Transition service agreements (TSAs) are the lifeblood of a carveout. A TSA is a contract between the seller and buyer that guides the multitude of functions the seller will provide during the period of disentanglement—and is critical to business continuity. While the buyer implements its plan to stand up the business as an independent entity, it’s imperative that critical departments and systems continue operating smoothly on the first day of new ownership, including human resources, paycheck processing, insurance coverage and information technology. Additionally, all contracts with external vendors—from freight shipments to office supplies—must be scrutinized and, if necessary, put out to bid. The new business must be able to operate without interruption in the eyes of customers, employees and other stakeholders.

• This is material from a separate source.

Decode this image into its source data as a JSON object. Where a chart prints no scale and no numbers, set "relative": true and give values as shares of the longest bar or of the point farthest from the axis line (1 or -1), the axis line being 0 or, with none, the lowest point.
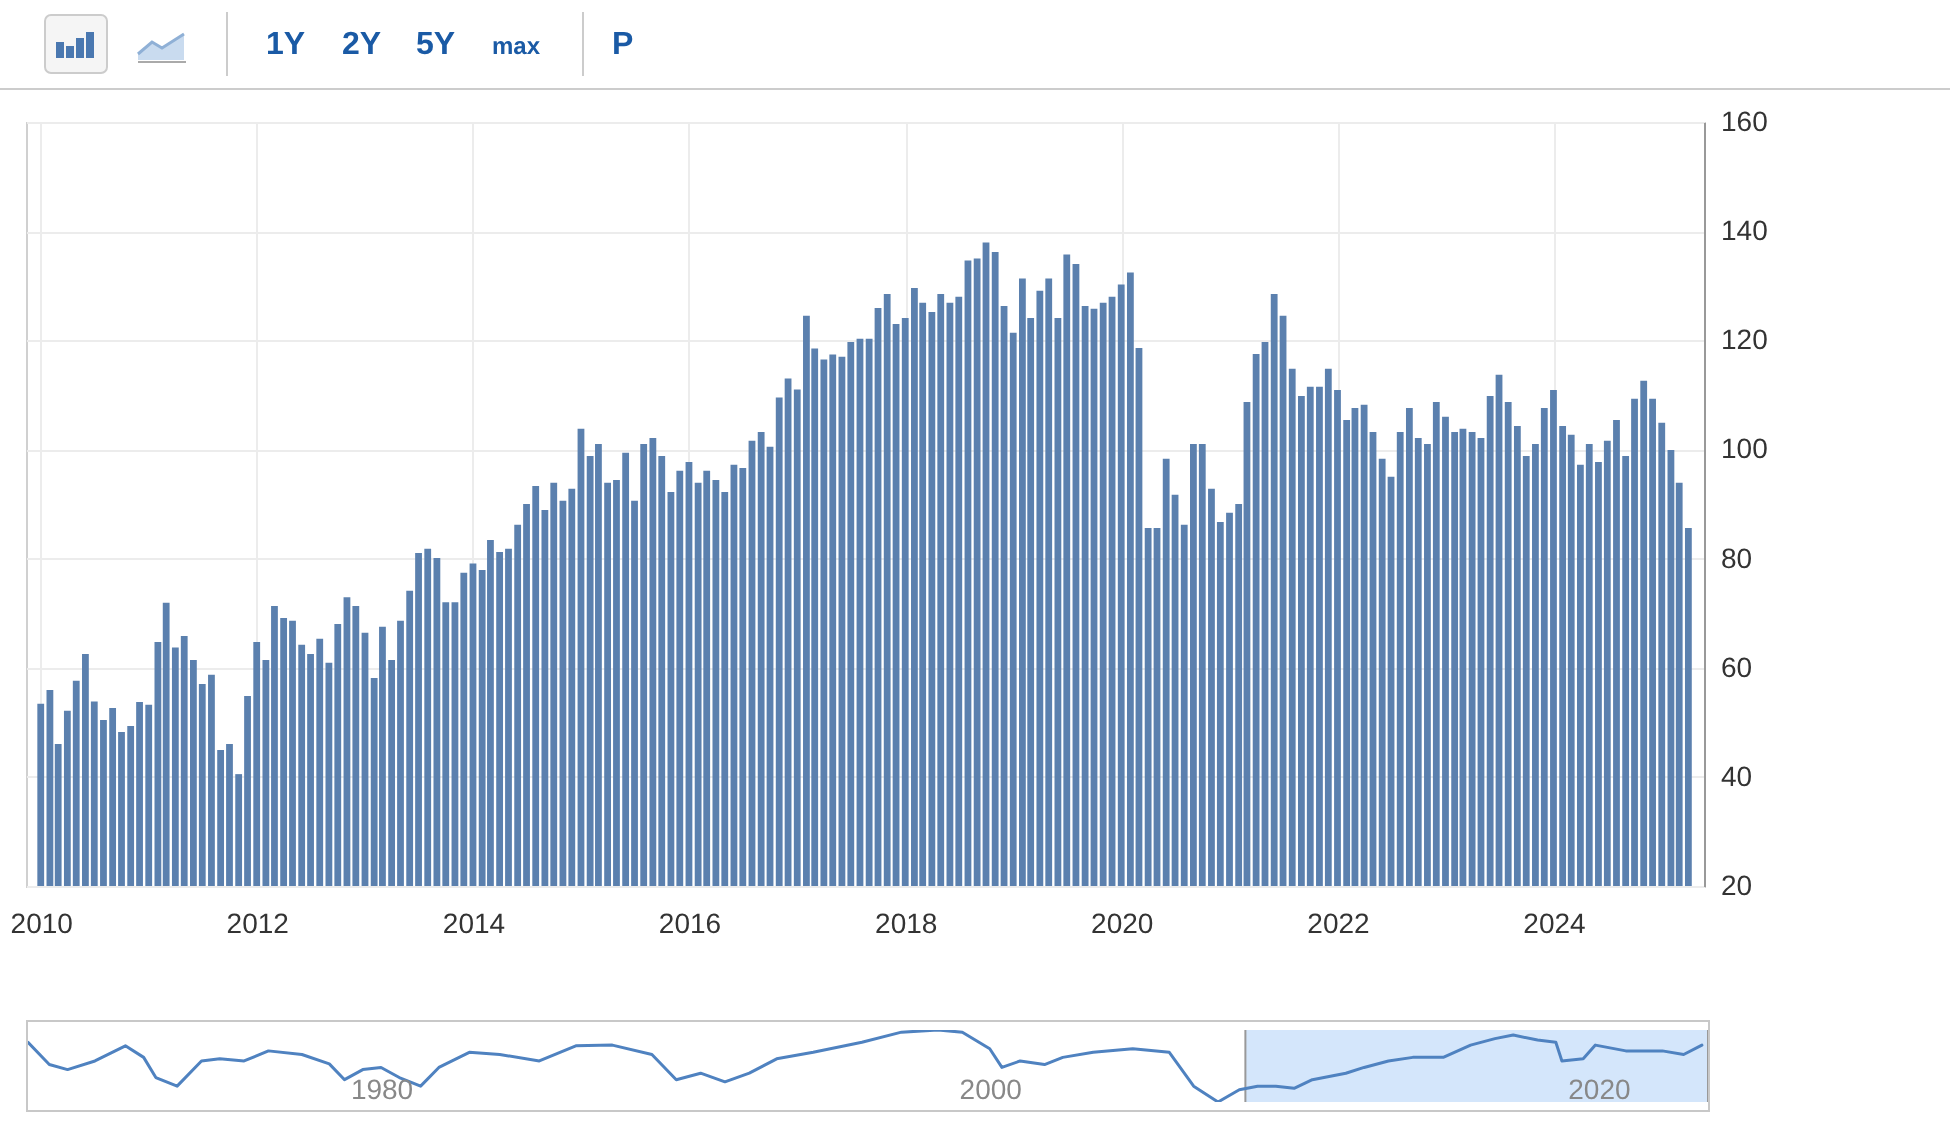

After the carveout, the newly independent company must develop a fresh brand with associated trademarks, labels and signage, and it will need to hire new people for jobs that were previously done by employees of the parent company. The new company will also undoubtedly have a more complex capital structure and key performance indicators in its financial reporting that will necessitate changing and upgrading the corporate treasury department. And it may be necessary to build out an entirely new senior executive team that is capable of implementing a new corporate strategy instead of taking direction within a larger organization.

Well Worth the Effort

While buyout transactions of all varieties require significant effort, we have found that take-privates and corporate carveouts present degrees of difficulty and effort that many private equity firms will simply choose to avoid. Effectively undertaking either of these types of transactions at scale—while simultaneously managing the remainder of the portfolio and an active pipeline—requires both an oversize team and a high level of sophistication.

In our view, only the managers with these resources are well positioned to pursue these more complex transaction types—and, ultimately, capture the return potential they offer. Maintaining a value discipline requires taking the roads less traveled. But, in our experience, it is a journey worth taking.

Endnotes:

1. Note: Indexed to enterprise value at entry; includes fully and partially realized global buyout deals by year of entry; includes deals with invested capital of $50 million or more; excludes real estate; all figures calculated in U.S. dollars.